Located in the municipality of Tkibuli, Tsutskhvati Cave is a place of ongoing expeditions organized and carried out by International Archeological Expedition of the Georgian National Museum, which reports that new discoveries there show Paleolithic Era layers characteristic to Homo Sapiens.

The practical study of Tsutskhvati Cave began in the 20th century with an initiative put forward by the Geographical Institute of Georgian Science Academy.

In the years of 1970-71 and 1974-75, stone weapons and animal bones dating back 400 – 40 thousand years were found in the cave, giving stimuli to further investigations.

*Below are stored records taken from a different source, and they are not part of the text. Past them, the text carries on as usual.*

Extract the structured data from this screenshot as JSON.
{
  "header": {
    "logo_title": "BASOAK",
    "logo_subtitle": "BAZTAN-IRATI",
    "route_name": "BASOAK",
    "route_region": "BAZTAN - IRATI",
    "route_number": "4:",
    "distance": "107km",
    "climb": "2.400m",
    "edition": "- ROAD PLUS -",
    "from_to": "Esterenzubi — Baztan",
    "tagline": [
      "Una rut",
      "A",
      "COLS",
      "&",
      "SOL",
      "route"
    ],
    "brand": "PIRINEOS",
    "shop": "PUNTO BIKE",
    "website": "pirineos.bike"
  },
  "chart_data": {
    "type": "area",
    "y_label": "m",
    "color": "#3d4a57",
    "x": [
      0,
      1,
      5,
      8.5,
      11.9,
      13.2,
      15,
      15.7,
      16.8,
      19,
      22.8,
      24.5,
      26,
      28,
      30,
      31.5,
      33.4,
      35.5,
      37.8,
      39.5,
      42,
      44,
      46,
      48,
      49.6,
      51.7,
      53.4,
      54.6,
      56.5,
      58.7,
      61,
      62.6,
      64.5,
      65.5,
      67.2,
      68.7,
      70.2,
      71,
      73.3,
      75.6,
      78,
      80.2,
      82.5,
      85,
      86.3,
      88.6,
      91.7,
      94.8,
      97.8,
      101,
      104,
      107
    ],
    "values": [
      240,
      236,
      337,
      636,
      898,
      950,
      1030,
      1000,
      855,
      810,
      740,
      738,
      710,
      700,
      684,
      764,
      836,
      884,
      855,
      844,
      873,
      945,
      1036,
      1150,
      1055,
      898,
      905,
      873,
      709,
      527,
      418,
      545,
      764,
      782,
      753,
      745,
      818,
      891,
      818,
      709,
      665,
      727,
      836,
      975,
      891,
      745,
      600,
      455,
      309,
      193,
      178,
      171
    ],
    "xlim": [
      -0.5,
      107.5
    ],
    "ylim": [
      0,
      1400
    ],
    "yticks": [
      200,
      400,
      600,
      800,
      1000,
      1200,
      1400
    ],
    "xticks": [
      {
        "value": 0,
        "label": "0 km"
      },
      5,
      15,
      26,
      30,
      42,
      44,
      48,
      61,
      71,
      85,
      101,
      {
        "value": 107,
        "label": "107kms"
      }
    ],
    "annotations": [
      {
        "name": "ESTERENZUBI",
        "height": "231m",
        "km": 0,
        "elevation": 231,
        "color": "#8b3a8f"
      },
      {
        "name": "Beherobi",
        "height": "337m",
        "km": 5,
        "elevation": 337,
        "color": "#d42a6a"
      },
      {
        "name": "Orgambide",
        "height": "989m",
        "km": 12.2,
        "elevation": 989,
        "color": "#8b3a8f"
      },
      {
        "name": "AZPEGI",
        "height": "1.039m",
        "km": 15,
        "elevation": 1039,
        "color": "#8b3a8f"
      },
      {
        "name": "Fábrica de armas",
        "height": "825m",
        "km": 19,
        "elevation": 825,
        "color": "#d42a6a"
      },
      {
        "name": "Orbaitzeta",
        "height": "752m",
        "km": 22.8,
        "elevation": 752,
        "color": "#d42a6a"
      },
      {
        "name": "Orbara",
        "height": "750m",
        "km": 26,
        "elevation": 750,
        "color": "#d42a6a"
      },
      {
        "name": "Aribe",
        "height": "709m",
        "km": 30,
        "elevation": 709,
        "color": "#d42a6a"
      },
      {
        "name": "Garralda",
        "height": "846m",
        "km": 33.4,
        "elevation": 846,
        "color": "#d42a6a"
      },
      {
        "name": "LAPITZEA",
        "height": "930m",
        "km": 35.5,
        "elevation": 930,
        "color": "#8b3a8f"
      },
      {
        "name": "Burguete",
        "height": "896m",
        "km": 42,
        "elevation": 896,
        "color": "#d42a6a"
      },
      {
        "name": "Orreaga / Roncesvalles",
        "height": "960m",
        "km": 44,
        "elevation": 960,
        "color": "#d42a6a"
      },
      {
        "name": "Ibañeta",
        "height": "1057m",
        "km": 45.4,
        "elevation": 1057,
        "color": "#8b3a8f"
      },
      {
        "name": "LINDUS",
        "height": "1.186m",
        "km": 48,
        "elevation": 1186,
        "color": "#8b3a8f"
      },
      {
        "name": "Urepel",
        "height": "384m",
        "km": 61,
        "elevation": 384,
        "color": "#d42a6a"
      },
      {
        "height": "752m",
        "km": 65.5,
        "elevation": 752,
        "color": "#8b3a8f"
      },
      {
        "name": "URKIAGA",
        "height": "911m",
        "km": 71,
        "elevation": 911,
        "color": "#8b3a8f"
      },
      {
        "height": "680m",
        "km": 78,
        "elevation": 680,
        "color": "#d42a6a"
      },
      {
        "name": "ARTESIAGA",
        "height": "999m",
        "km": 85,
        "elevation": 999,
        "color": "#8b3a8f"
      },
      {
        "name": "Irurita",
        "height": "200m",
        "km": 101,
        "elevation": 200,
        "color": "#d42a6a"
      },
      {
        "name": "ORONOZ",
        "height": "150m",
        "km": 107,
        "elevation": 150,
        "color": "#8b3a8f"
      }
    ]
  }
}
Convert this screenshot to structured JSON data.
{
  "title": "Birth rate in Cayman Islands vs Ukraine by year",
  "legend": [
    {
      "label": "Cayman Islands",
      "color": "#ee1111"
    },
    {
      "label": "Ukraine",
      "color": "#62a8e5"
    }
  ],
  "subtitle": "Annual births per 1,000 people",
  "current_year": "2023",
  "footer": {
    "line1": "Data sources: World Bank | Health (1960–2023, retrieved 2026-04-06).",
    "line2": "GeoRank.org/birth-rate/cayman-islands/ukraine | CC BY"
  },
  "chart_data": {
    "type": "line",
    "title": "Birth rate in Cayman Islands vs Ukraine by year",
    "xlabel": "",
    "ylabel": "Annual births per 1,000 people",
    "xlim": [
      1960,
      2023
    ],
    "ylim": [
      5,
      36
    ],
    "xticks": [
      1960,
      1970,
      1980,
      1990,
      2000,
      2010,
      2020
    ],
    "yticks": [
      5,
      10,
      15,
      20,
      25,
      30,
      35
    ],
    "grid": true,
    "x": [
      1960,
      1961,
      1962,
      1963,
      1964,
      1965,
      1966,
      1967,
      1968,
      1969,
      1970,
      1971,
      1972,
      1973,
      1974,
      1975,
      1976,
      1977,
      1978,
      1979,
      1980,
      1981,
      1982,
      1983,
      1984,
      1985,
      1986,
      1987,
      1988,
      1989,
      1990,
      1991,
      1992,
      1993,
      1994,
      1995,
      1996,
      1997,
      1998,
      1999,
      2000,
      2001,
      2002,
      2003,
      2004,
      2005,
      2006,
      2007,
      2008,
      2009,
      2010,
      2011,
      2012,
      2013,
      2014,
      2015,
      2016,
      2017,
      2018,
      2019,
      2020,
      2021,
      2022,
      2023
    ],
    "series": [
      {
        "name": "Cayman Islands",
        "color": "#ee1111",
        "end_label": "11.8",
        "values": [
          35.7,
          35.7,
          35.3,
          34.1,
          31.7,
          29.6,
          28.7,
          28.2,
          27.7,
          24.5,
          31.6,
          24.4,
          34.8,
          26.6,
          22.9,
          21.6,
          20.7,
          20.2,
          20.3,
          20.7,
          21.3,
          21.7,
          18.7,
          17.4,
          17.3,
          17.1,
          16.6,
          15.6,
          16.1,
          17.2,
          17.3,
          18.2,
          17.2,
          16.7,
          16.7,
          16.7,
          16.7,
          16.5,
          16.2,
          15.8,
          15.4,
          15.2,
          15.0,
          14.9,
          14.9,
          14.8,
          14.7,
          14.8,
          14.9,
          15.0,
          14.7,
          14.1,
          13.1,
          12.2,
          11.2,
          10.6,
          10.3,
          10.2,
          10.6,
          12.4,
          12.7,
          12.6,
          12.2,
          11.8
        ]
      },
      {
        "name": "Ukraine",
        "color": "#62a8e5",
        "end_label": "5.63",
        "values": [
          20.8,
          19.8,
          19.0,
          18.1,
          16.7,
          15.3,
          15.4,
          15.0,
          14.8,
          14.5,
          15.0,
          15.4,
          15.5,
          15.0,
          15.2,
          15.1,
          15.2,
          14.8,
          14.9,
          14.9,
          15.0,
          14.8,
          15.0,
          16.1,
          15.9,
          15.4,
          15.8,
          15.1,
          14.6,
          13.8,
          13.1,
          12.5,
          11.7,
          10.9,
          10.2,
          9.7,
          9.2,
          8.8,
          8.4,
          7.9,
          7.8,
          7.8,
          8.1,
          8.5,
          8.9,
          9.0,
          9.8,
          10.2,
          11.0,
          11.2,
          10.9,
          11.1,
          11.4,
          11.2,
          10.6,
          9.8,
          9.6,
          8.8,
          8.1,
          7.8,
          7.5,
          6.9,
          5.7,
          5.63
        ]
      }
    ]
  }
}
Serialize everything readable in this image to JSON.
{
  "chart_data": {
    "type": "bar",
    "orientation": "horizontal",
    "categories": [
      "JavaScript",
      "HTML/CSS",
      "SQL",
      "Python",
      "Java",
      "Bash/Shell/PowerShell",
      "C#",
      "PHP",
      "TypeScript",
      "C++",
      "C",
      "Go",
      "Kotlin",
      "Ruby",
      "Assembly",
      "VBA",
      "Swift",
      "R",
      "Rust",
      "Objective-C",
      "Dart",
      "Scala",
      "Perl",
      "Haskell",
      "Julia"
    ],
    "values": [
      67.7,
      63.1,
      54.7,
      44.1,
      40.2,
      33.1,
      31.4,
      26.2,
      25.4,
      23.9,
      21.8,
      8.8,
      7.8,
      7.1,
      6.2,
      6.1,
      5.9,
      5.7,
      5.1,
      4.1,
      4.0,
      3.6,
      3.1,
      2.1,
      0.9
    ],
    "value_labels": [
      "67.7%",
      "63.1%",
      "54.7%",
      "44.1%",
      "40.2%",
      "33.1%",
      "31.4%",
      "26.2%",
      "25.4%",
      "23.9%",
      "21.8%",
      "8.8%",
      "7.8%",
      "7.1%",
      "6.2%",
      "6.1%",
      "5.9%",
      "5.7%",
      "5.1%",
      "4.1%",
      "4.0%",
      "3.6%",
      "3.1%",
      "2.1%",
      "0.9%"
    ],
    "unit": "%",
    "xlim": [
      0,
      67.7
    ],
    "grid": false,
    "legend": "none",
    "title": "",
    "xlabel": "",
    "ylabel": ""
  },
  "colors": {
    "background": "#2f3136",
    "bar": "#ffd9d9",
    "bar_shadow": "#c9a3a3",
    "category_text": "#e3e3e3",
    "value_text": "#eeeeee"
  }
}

Near to Tsutskhvati Cave, in the so-called ‘Bronze Cave’, a molar of a Neanderthal child was discovered – recent findings claim that the tooth dates back to 50,000 BC.

Small scale expeditions took place in 1998-1999 and 2003-2004 and still, Tsutskhvati Cave, for the most part, was not studied fundamentally.

Multidisciplinary studies have been enforced since 2017 by the International Archeological Expedition of the Georgian National Museum, with the support of the Shota Rustaveli Georgian National Scientific Fund, under the scope of project “Neanderthals in the South Caucasus.” 
Among the new discoveries, a site of a former settlement from the Chalcolithic Era was excavated in the “Bronze Cave”.  

The scientific head of the expedition is Nikoloz Tsakaridze.

Tsutskhvati Cave is a protected territory; under the Rule on Protected Territories of the Ministry of Environmental Protection and Agriculture.